Abusing OpenID to Increase Server Traffic
Whilst idly watching my syslog recently (as one does), I noticed with some discomfort, that outbound connections were being made from my server, to sites of questionable repute. Something that might indicate that the machine had in some way been compromised. The logs show messages such as:
Aug 20 14:40:20 hostname apache2: Successfully fetched 'http://litjnz.cn/': GET response code 200 Aug 20 14:52:35 hostname apache2: Successfully fetched 'http://tqeetazx.cn/': GET response code 200 Aug 20 15:00:26 hostname apache2: Successfully fetched 'http://cnduiz.cn/': GET response code 200 Aug 20 12:13:54 hostname apache2: CURL error (6): Couldn't resolve host 'byuxlcifxlso.com' Aug 20 17:24:43 hostname apache2: CURL error (7): couldn't connect to host Aug 20 17:24:58 hostname apache2: CURL error (28): connect() timed out! Aug 20 17:25:07 hostname apache2: CURL error (28): Connection time-out
After a little investigation, checking various access logs and processes, and comparing several different logs at once for serendipitous links*, I spotted, with some relief, that my server hadn’t been compromised after all. It was, in fact, the OpenID service that I run from my server, that allows others to login to this site without registering here.
So, any OpenID server can be forced to make a connection to a third party server, and make a page request. This means that (for example) rather than requiring 1000 distributed bots in order to generate network traffic to a server from 1000 locations, all that is required is one bot and a list of 1000 OpenID servers. Such a tactic is useful for black-hat SEO companies, for example, who want to appear to prove that whatever secret magic tactics they’re using to increase traffic are working.
Whilst this form of traffic generation is cute, there is perhaps a more interesting angle. With thousands of OpenID services around already, and hundreds, if not thousands more being added every day, OpenID might become the platform of choice for proxying and amplifying a DDOS attack.
OpenID server software needs to be able to detect and prevent this kind of attack, or the server on which it’s installed is likely to become very unpopular, very quickly.
* Semantic-web based log analysis anyone
There is a commercial tool called Splunk http://www.splunk.com/ (free-as-in-beer up to a certain amount of logs per day) which does log aggregation from many sources and searching/correlation – I don’t know how semantic it is though..
Nice spot!
Thanks for bringing this up. That’s certainly an interesting point — and not one that hasn’t been brought up in the OpenID developer community.
That said, it would seem that preventing automated or repeated OpenID authentication requests — the same way you might prevent automated comment spam with a CAPTCHA — might prevent this kind of abuse.
For example, after 3-4 unsuccessful authentication requests from the same IP, throw a CAPTCHA. After failing the captcha, or after unsuccessfully attempting subsequent OpenID requests, replace the form with an email prompt like, “Looks like you’re having trouble signing in. Drop me an email and I’ll help you.” Or something like that (being nice in case someone, say, forgot their OpenID).

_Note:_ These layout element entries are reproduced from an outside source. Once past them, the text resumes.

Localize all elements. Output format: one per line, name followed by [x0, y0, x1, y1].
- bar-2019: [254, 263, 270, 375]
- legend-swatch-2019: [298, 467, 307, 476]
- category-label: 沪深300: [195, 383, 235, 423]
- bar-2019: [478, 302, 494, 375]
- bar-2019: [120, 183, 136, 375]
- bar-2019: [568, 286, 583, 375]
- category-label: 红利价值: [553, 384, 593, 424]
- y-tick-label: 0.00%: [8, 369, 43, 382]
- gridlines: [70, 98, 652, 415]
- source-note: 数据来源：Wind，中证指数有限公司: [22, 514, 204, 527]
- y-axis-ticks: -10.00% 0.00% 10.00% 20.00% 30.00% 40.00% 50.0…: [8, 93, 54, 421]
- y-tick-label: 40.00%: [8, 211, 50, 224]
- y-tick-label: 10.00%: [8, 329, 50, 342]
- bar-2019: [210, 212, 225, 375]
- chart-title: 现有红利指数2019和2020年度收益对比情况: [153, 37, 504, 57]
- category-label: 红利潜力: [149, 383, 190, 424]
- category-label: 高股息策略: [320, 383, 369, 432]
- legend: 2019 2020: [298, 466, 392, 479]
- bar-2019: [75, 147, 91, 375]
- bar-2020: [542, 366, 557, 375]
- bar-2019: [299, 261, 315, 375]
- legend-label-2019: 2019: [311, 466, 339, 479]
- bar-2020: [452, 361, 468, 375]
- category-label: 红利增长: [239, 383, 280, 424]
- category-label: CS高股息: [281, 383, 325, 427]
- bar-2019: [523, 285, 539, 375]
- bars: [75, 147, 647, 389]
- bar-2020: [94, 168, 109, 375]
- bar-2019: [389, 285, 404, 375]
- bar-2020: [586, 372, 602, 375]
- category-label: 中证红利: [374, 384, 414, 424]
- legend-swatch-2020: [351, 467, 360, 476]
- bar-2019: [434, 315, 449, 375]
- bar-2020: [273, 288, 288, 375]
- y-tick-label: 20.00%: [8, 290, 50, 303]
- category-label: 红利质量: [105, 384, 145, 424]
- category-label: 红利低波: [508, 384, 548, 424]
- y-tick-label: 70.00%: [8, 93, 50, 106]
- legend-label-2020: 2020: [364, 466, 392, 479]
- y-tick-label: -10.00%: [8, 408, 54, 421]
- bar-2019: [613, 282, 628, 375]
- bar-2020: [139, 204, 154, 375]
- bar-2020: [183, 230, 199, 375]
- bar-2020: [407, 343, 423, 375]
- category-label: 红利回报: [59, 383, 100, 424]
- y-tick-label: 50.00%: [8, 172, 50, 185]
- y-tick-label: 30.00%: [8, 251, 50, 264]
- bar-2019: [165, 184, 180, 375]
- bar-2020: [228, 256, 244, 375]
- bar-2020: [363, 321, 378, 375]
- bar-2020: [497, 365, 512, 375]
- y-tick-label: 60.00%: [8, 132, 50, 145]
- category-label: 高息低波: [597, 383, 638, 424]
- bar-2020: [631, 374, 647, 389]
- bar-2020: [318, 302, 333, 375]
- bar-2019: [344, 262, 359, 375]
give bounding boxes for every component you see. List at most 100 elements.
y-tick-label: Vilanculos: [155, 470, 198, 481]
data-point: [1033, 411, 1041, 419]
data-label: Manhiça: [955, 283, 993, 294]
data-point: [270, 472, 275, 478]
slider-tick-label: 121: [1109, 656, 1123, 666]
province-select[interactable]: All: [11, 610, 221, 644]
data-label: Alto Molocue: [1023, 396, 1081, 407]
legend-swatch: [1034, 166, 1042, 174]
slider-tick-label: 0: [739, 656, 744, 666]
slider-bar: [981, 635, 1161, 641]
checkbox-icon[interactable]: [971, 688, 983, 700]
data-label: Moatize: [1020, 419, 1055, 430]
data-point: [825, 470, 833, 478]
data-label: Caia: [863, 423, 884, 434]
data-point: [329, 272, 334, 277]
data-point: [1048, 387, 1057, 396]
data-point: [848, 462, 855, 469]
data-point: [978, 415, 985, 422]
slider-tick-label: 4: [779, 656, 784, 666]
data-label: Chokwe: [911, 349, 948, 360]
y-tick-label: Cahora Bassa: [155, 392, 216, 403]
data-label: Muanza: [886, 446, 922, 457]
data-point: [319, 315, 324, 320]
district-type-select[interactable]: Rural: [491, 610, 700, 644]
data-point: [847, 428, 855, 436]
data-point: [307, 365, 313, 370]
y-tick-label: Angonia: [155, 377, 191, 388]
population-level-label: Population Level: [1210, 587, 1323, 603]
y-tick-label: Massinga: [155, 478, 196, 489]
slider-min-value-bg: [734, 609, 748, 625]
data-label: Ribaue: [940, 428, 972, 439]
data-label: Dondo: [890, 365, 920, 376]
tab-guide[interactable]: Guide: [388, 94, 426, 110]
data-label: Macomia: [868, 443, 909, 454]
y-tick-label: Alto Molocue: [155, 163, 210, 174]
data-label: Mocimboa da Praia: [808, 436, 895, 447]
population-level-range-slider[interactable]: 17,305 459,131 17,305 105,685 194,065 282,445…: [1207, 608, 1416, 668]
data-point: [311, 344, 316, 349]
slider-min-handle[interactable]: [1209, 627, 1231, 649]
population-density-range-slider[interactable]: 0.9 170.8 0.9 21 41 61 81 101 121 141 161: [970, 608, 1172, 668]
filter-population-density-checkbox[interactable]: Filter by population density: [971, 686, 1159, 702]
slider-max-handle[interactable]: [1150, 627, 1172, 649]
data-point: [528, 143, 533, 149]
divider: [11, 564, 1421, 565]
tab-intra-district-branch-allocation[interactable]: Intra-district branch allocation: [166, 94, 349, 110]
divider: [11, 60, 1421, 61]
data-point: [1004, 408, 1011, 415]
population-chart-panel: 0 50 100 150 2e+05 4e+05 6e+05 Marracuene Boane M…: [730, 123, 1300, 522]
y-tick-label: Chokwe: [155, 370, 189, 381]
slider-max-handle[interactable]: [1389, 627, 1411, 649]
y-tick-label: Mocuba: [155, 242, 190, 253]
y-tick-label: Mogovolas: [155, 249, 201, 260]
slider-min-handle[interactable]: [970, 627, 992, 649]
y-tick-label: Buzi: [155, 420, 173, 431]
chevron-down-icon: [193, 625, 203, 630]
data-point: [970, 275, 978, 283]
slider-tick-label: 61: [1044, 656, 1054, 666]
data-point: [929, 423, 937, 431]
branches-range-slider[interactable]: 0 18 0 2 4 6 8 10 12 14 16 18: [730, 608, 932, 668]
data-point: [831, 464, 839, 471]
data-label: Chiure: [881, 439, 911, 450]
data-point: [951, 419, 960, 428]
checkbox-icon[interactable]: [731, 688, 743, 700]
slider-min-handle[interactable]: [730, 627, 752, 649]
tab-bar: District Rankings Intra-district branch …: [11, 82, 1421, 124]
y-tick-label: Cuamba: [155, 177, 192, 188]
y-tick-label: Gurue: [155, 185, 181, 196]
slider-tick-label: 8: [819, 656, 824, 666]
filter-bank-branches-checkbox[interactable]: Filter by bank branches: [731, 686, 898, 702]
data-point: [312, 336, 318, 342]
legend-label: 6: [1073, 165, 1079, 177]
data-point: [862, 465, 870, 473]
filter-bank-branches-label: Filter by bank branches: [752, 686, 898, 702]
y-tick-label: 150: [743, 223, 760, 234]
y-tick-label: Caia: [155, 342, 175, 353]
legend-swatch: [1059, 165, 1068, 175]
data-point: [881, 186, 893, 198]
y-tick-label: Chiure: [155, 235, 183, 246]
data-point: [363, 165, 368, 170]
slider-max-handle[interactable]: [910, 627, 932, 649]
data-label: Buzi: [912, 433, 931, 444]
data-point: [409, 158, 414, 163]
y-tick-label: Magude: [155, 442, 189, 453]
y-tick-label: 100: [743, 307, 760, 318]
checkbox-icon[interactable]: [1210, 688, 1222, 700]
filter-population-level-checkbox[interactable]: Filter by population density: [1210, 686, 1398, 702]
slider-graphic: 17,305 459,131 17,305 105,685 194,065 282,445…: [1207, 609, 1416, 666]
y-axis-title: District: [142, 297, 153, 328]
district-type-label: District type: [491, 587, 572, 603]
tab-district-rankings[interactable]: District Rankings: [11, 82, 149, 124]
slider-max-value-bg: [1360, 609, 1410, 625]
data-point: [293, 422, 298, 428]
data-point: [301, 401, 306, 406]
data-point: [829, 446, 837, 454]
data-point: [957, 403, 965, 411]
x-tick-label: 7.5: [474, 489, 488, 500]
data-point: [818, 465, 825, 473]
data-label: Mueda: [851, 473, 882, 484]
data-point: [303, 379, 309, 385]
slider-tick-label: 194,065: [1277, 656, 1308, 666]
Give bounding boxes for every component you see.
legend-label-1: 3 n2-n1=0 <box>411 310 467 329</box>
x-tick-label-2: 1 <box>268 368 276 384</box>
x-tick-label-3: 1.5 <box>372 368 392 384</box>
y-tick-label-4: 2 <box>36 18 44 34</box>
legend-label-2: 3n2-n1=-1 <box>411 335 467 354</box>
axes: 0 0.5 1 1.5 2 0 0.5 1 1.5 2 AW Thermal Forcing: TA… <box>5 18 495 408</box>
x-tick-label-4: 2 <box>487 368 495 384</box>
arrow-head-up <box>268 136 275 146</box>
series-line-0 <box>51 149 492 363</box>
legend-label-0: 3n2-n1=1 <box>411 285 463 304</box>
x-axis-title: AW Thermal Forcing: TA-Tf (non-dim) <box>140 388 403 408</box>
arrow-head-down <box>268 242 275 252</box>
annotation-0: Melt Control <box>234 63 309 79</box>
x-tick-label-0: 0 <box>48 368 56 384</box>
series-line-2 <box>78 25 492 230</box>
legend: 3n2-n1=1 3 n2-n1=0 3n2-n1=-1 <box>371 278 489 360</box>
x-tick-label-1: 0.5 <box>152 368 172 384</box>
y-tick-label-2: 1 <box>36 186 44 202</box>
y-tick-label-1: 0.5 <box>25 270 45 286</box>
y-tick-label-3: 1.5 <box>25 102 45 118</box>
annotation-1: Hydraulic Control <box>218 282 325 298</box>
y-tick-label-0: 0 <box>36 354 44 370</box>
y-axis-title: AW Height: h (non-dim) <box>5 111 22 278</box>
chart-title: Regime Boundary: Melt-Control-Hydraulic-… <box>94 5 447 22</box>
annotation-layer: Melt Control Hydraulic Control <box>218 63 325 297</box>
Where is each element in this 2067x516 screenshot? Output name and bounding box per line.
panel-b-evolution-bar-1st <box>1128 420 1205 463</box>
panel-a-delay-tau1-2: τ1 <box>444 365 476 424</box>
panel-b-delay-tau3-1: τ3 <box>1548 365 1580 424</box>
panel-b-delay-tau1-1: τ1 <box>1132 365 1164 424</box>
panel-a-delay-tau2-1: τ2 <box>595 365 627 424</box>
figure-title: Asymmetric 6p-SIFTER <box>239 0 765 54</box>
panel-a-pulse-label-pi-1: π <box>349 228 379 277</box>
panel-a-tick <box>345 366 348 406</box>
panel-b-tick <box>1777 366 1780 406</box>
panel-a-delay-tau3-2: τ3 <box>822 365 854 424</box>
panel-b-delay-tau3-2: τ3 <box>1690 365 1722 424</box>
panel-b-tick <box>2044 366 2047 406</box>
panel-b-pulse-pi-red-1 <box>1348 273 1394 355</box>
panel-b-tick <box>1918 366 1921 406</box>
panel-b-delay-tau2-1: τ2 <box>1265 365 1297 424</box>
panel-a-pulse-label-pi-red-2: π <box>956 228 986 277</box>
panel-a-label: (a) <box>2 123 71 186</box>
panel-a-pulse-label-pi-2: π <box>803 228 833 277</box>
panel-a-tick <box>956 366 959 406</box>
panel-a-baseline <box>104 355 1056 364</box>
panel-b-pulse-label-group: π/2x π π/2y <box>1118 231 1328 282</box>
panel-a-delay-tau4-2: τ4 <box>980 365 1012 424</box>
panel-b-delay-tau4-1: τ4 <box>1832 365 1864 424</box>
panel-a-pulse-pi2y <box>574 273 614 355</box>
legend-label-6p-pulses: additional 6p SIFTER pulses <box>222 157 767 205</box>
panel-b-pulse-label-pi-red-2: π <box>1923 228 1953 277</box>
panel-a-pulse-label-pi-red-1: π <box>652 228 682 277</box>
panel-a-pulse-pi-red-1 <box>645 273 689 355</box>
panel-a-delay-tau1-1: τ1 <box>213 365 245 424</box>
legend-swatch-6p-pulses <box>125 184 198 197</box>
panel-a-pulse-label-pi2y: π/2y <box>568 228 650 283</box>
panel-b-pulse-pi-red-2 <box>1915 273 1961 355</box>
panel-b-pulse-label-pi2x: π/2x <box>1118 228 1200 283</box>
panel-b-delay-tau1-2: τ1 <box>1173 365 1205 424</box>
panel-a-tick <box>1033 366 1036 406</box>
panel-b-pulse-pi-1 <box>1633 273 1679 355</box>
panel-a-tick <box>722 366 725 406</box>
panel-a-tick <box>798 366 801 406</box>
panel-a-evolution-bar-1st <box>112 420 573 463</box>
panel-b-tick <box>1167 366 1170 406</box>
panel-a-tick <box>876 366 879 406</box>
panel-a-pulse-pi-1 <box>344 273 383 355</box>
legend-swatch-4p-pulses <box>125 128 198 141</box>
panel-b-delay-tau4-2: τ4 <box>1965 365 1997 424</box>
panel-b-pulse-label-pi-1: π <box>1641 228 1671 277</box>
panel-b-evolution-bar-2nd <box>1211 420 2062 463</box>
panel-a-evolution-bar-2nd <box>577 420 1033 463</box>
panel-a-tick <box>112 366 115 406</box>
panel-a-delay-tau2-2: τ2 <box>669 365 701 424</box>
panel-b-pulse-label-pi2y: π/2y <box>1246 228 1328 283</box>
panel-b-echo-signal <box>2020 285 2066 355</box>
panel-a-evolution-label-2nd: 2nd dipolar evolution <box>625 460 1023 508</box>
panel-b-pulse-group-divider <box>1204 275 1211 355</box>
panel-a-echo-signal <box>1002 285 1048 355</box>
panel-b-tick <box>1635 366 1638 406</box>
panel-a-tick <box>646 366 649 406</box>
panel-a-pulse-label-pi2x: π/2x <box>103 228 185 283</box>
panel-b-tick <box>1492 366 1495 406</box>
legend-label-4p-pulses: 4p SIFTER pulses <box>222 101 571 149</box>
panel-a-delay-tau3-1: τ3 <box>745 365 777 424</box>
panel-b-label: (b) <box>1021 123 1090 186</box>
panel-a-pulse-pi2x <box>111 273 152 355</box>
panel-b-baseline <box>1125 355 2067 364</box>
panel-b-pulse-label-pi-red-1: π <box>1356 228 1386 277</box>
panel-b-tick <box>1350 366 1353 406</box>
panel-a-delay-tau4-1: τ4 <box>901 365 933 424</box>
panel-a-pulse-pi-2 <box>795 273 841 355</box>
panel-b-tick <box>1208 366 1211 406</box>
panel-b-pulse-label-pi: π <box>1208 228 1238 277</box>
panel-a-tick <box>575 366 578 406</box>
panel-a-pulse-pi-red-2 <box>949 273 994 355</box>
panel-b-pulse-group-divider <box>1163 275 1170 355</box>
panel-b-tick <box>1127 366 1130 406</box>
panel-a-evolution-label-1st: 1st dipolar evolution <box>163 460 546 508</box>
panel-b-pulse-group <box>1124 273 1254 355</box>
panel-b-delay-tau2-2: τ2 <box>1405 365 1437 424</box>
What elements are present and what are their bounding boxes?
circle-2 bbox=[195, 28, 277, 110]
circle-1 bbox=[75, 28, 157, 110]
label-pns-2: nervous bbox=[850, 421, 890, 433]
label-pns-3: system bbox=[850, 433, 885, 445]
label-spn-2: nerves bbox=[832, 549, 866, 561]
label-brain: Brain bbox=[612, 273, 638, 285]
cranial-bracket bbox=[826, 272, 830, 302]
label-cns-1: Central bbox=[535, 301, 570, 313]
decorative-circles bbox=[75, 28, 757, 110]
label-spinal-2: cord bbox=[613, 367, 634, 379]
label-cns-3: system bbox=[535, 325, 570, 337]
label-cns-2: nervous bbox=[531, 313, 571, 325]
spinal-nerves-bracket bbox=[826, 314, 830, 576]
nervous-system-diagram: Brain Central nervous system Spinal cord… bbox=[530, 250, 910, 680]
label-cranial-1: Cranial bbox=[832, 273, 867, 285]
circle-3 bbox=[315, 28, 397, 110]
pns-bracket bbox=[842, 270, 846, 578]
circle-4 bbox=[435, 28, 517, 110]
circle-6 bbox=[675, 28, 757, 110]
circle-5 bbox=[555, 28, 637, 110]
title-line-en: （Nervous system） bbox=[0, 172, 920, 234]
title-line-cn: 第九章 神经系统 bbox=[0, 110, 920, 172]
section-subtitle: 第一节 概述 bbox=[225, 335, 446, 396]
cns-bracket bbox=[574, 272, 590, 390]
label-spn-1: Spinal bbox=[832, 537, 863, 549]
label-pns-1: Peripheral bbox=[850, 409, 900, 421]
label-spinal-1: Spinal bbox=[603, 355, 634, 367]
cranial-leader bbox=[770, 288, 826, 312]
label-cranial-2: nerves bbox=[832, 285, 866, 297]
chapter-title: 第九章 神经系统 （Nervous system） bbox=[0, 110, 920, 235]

Thanks Chris. The web amazes me yet again, almost exactly 18 years since my first http request. Ask the right questions or make relevant observations and answers (or at least the beginnings of answers) turn up out of thin air.
I would agree with Chris, that this sounds like something that could be caught and some kind of message displayed, or a CAPTCHA required. I do currently send the comment through Akismet first, and only attempt OpenID discovery if it passes the spam check. The way I’m doing that is a little less clean that I’d like, but it *should* be working. If it turns out it is not, then that’s something I’ll see about fixing. It does of course require that you have akismet installed and activated with an API key. Are there any public spam-checking APIs I can check the URL against before doing OpenID discovery? I know Google has a service for phishing sites, but I’m not sure if that would catch the URLs you’ve listed that you’re seeing.
Hi Will, yep, I have Akismet, so if you’d like to test anything on this server I’m happy to do so (I can SVN stuff from a branch or trunk as necessary). I’m not convinced captchas will cut the mustard, for all the normal reasons – they’re a pain for users until the day they get cracked, and then they’re no good at all.
So it looks like the plugin definitely was NOT integrating with akismet properly. That has been fixed in trunk. I would not actually recommend running the trunk version of OpenID (it’s a bit unstable right now), but you can apply the changes shown in this changeset. Watch your log files for a day or so and see how that changes things.
Thanks Will – barring an attack of sausage fingers during entry, that should be running now. I’ll let you know how it fares.
Seems to have fixed it. A syslog grep from the last 24 hours shows no outbound connections to “.cn” sites.